4 Antworten auf „Kommunismus statt Stadionkultur!“


  1. 1 Thomas Hardo 08. Mai 2010 um 18:55 Uhr

    Zu Communismus statt Stadionkultur…
    warum sind st. pauli und die schickeria von diesen gruppen ausgenommen, vllt weil sie in der szene als liksorientiert bekannt sind? Dann frag ich mich wie es beispielsweise zu straßenschlachten beim derby st. pauli gg rostock kommen kann, euer warscheinliches ggargument dazu: da sind keine st. pauli ultras beteiligt… lächerlich, es gehören immer zwei dazu… in allen ultragruppen geht es gleich zu… außerdem, ich bin hier aus dem oberland, gehe gelegentlich ins eishockey, doch warum man die Gruppierung der Supps. Garmisch mit den obrigen anschuldigungen in verbindung bringt ist mir völlich unklar, könnte da einer von euch eine antwort geben?

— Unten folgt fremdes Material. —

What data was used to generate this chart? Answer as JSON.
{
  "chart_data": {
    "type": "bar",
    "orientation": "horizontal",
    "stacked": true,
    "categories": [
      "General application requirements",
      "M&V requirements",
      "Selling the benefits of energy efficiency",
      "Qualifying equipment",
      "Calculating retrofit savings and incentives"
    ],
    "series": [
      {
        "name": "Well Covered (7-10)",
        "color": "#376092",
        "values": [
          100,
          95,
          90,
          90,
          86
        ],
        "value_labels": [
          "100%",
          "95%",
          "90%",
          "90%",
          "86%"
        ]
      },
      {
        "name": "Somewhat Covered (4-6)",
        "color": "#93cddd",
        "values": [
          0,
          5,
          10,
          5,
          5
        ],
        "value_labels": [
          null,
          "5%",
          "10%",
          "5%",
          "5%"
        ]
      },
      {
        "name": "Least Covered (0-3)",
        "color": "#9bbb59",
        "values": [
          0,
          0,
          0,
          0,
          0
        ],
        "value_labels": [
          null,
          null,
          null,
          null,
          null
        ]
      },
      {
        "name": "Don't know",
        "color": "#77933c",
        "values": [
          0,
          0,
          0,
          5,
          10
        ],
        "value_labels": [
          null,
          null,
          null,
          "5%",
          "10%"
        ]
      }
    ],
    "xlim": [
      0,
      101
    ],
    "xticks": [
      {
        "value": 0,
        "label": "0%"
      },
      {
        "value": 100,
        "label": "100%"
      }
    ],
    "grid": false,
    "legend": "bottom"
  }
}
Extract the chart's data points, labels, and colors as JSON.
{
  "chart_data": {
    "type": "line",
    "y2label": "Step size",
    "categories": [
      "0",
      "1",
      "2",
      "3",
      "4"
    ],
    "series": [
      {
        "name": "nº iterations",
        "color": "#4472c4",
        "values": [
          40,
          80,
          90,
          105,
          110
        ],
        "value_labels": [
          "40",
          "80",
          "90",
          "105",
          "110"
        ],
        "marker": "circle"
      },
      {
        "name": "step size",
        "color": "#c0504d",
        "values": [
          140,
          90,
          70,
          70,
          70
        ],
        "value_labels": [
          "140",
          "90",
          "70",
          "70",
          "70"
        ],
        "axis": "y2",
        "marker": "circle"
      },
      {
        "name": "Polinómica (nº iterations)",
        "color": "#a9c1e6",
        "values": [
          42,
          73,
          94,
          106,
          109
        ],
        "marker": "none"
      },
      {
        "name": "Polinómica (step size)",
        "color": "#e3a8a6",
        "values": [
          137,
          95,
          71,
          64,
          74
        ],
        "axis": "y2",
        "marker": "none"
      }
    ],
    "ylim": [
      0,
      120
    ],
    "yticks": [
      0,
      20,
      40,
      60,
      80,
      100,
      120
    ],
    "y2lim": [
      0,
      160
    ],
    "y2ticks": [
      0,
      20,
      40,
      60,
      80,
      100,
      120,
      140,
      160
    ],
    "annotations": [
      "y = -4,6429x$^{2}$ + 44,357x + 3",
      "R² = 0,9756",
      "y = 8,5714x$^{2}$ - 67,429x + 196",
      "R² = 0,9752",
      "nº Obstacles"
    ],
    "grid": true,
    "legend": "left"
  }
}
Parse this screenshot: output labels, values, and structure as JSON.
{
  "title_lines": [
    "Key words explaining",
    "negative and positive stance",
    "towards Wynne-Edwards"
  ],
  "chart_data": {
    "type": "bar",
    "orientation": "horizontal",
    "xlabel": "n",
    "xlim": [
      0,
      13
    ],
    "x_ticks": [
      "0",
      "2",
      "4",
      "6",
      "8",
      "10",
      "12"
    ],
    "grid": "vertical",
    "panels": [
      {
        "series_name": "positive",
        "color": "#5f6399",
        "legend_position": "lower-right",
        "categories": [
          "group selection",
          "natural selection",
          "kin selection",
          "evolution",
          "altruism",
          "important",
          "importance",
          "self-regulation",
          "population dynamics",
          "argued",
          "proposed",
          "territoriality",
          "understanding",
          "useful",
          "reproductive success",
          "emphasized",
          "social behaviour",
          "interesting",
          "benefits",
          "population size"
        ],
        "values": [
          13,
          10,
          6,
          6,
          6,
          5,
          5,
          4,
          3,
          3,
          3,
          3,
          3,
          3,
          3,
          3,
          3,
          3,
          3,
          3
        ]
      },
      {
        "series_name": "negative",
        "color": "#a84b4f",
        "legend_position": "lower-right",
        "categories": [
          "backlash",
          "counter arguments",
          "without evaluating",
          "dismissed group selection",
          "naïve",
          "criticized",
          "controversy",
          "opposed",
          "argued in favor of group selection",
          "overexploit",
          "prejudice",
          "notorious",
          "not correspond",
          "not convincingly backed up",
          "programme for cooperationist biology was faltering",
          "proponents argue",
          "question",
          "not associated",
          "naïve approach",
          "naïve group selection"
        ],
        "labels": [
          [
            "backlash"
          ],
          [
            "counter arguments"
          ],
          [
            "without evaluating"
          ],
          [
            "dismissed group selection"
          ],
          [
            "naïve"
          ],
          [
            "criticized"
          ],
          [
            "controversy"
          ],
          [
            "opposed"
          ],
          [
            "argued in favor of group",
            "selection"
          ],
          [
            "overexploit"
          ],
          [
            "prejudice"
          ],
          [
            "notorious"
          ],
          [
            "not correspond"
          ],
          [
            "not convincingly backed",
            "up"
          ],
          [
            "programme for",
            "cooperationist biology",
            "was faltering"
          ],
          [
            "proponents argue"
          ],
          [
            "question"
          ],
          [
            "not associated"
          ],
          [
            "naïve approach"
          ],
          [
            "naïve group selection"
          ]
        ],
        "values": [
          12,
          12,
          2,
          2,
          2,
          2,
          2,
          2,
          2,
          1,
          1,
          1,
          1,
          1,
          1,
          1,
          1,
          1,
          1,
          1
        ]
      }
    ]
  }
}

  2. 2 AAWM 10. Mai 2010 um 18:15 Uhr

    Hallo „Thomas“

    Die USP haben wir in dem Zusammenhang erwähnt, um klarzustellen das Fußball/Sportfans nicht per se homophob sind. Die Schickeria wird hier erwähnt um als Gegenbeispiel zu der These zu dienen das Ultragruppen ansich ein braunes Sammelbecken sind, da sich die o.g Gruppen eben explizit gegen Nazis aussprechen, undsowas ist eine Seltenheit bei Ultragruppen. Wir haben nicht die Absicht o.g Gruppen irgendwie zu befürworten oder zu behaupten sie würden keinen selbstdarstellerischen Männerkult ausleben.

    Was unser Text mit irgendwelchen sinnfreien Randaleevents von Hooligans zu tun haben soll bleibt uns schleierhaft.

    Die „Anschuldigung“ ist mit einer Quelle belegt, ein Video der BSG, das wie o.g. Ehre,Treue,Mut,Stärke und andere reaktionäre Scheiße abfeiert.

    Wenn du in Zukunft Kritik an unseren Texten äußern möchtest dann schreib uns doch bitte einfach eine Mail, anstatt das auf fremden Seiten zu posten.

    Antinationale Grüße

  3. 3 Florian 11. Mai 2010 um 0:02 Uhr

    Zitat : „Die „Anschuldigung“ ist mit einer Quelle belegt, ein Video der BSG, das wie o.g. Ehre,Treue,Mut,Stärke und andere reaktionäre Scheiße abfeiert.“
    Ich bin desöfteren in einigen verschiedenen Stadien, Fussball wie Eishockey als normaler Fan, gehöre also nicht zu irgendwelchen Supporters, Ultras oder Hooliganvereinigungen, nur vorweg gesagt.
    Ich finde es jedoch nicht in Ordnung ganze Gruppen über einen Kamm zu scheren… Vereine wie die angeprangerte BSG haben nichts mit Rechtsradikalismus oder weiteres zu tun… Eher im Gegenteil habe dort schon Szenen gesehen wie sie ihre eigenen Leute zusammengestaucht haben da etwas in diese Richtung gekommen ist. Sie beteiligen sich also sogar braunes zu unterbinden ! Ehre, Mut, Treue, Stärke sind eine Tugend die hier von ihnen genannt wird um Ein Zeichen zu setzen für Zuschauer die wieder kommen sollen. In Garmisch gibt es ein Zuschauerproblem. Wenn es nicht Leute gibt die sich für den Verein SC Riessersee einsetzen und versuchen Leute mit Stimmung und spass dran ins Stadion zu locken ist das ein Faktor der einem Eishockeystandort weh tut… wenn nicht sogar zerstört. Ihr würdet jetzt wahrscheinlich erwähnen “ Ein Fleck weniger der Fankultur ausleben lässt“ doch es hängt an solchen Standorten viel Nachwuchsarbeit. Um alles ins einzelne auszudiskutieren fehlt mir hier jetzt die Zeit der Platz und die Lust.
    Jedoch als Schlussatz : Verurteilt Leute wie die BSG nicht wegen einzelpersonen als schlechte Gruppe sonst stellt ihr euch hin wie Leute die in einer vergangenen Zeit „Alle“ Leute einer gewissen Religion verbrecher nannten und verfolgten !!!

  4. 4 Alex 12. Juni 2010 um 2:16 Uhr

    Hört bitte auf Sachen zu schreiben, von denen ihr absolut keine Ahnung habt!!! Ich bin selbst Ultra und Antifa. Meine Gruppe ist weder links noch rechts und ja ich bin in gewissen Hinsicht auch ein Lokalpatriot!!!!!
    Ich weiß ja nicht wie ihr auf den Zusammenhang von WM und der Jugendkultur Ultrá kommt aber eins kann ich euch versichern ihr habt absolut keine Ahnung was ihr da von euch gibt!
    Ihr redet zu dem Thema fast noch mehr Scheiße als die Bulln!